1. Activation of the coagulation system, including the central coagulation protease thrombin, is a prominent feature of both human rheumatoid arthritis and experimental inflammatory arthritis. The long-term goal of Dr. Flick's research program is to determine how thrombin drives inflammatory joint disease. The proposed work will fill significant gaps in the understanding of the interplay between the thrombin- fibrinogen axis and arthritic disease, and may provide the proof-of-principle for the use of novel "customized" thrombin mutants with selected substrate specificity to treat arthritis.

2. The pervasive gram-positive bacteria Staphylococcus aureus is a common pathogen that is the causative agent for a wide spectrum of diseases including skin infections, pneumonia, bacteremia, toxic-shock syndrome and sepsis. Notably, this pathogen has evolved and maintained a number of proteins that directly engage the host hemostatic system, including factors that directly interact with the host coagulation factor fibrinogen. The long-term goal of his research program is to understand how bacterial derived proteins interact with host factors to promote bacterial virulence in the context of blood-born infections. This work will provide novel insight into the molecular pathways by which S. aureus invades and disseminates within host tissues and may shed light into novel strategies for eliminating this potentially devastating infectious agent.

3. Obesity is a worldwide epidemic linked to numerous disease sequelae, including non-alcoholic fatty liver disease (NAFLD). This spectrum disorder can progress from the simple accumulation of triglycerides within hepatocytes (i.e., steatosis), to inflammatory steatohepatitis, to organ failure secondary to irreversible liver fibrosis and cirrhosis. Dysregulation of the coagulation system has been documented in both patients with fatty liver disease and animal models of NAFLD, but any contribution to disease progression has remained largely undefined. Using a murine model of high fat diet (HFD)-induced NAFLD, they are testing the hypothesis that thrombin activity and fibrin deposition drive local inflammatory events promoting the progression of steatosis and steatohepatitis. Comparative studies of wild-type mice with genetically imposed deficiencies or functional alterations in prothrombin, fibrinogen and other associated coagulation factor components suggests that the thrombin-fibrinogen axis influences NAFLD pathogenesis by controlling local inflammatory processes that drive steatosis and by an unanticipated and unknown mechanism tying fibrin(ogen) to HFD-induced weight gain/obesity. Their research has far-reaching implications not only for the treatment and prevention of fatty liver disease, but also for all the downstream sequelae of obesity and even the development of diet-mediated weight gain itself.

Education and Training

BS: Xavier University, Cincinnati, OH.

PhD: Purdue University, West Lafayette, IN.

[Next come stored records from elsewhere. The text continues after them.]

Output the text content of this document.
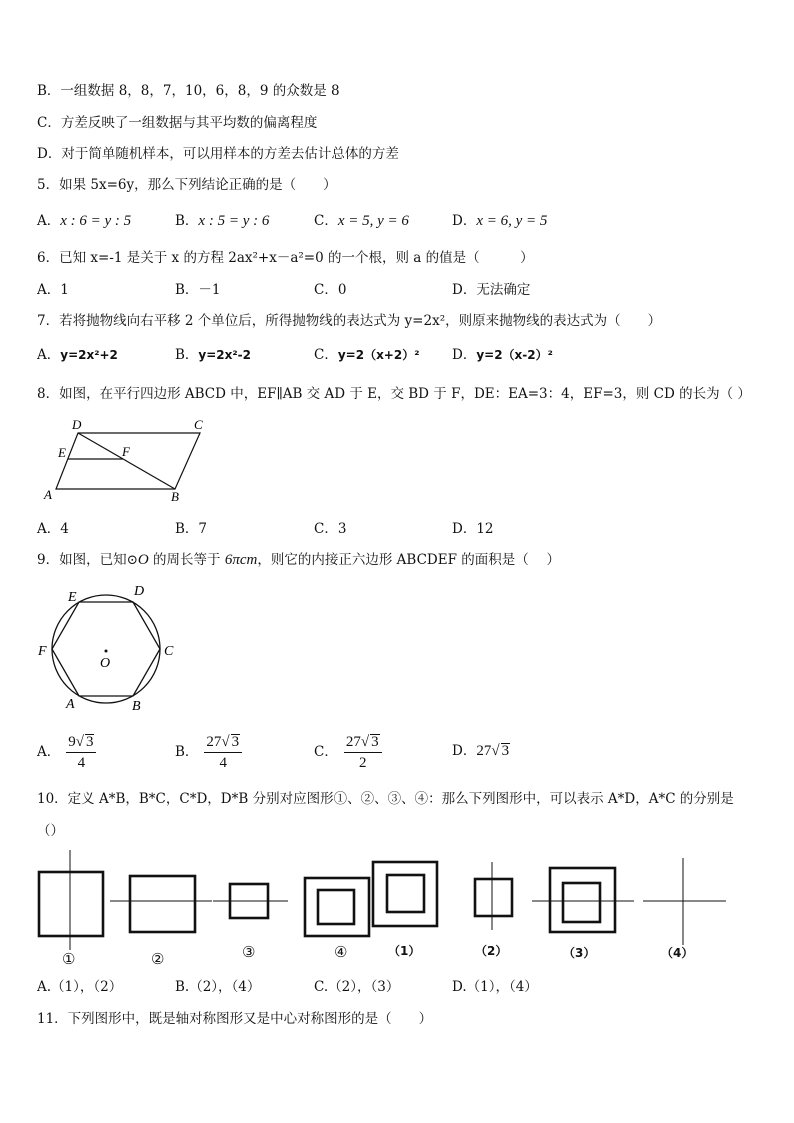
B．一组数据 8，8，7，10，6，8，9 的众数是 8
C．方差反映了一组数据与其平均数的偏离程度
D．对于简单随机样本，可以用样本的方差去估计总体的方差
5．如果 5x=6y，那么下列结论正确的是（　　）
A．x : 6 = y : 5	B．x : 5 = y : 6	C．x = 5, y = 6	D．x = 6, y = 5
6．已知 x=-1 是关于 x 的方程 2ax²+x－a²=0 的一个根，则 a 的值是（　　　）
A．1	B．－1	C．0	D．无法确定
7．若将抛物线向右平移 2 个单位后，所得抛物线的表达式为 y=2x²，则原来抛物线的表达式为（　　）
A．y=2x²+2	B．y=2x²-2	C．y=2（x+2）² D．y=2（x-2）²
8．如图，在平行四边形 ABCD 中，EF∥AB 交 AD 于 E，交 BD 于 F，DE：EA=3：4，EF=3，则 CD 的长为（ ）
D	C
E	F
A	B
A．4	B．7	C．3	D．12
9．如图，已知⊙O 的周长等于 6πcm，则它的内接正六边形 ABCDEF 的面积是（　 ）
E	D
F	C
O
A	B
A． $\frac{9√ 3}{4}$	B． $\frac{27√ 3}{4}$	C． $\frac{27√ 3}{2}$	D．27√ 3
10．定义 A*B，B*C，C*D，D*B 分别对应图形①、②、③、④：那么下列图形中，可以表示 A*D，A*C 的分别是
（）
①	②	③	④	（1）	（2）	（3）	（4）
A.（1），（2）	B.（2），（4）	C.（2），（3）	D.（1），（4）
11．下列图形中，既是轴对称图形又是中心对称图形的是（　　）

Post-doctoral Fellow: Cincinnati Children’s Hospital and Medical Center, Division of Developmental Biology, Cincinnati, OH.

Publications

View PubMed Publications

Grants

Mechanisms linking the hemostatic protease thrombin to arthritic disease. Principal Investigator. National Institute of Arthritis and Musculoskeletal and Skin Diseases. Jul 2009-Jun 2014. #R01 AR056990.

Thrombin-mediated proteolysis in neuroinflammatory disease. Co-investigator. National Heart, Lung, and Blood Institute. Jul 2009-Jun 2014. #R01 HL096126.

NIH, National Institute of Arthritis and Musculoskeletal and Skin Diseases Research. Director. Cincinnati Rheumatic Diseases Core Center. Aug 2011-Jun 2016. 2P30 AR47363. 

Hemostatic factors and sickle cell disease. Co-investigator. NIH. Dec 2011-Nov 2016. R01 HLI12603.

Analysis of Staphylococcus Host Interactions. Co-investigator. NIH. Sep 2010-Aug 2015. R01 AI020662.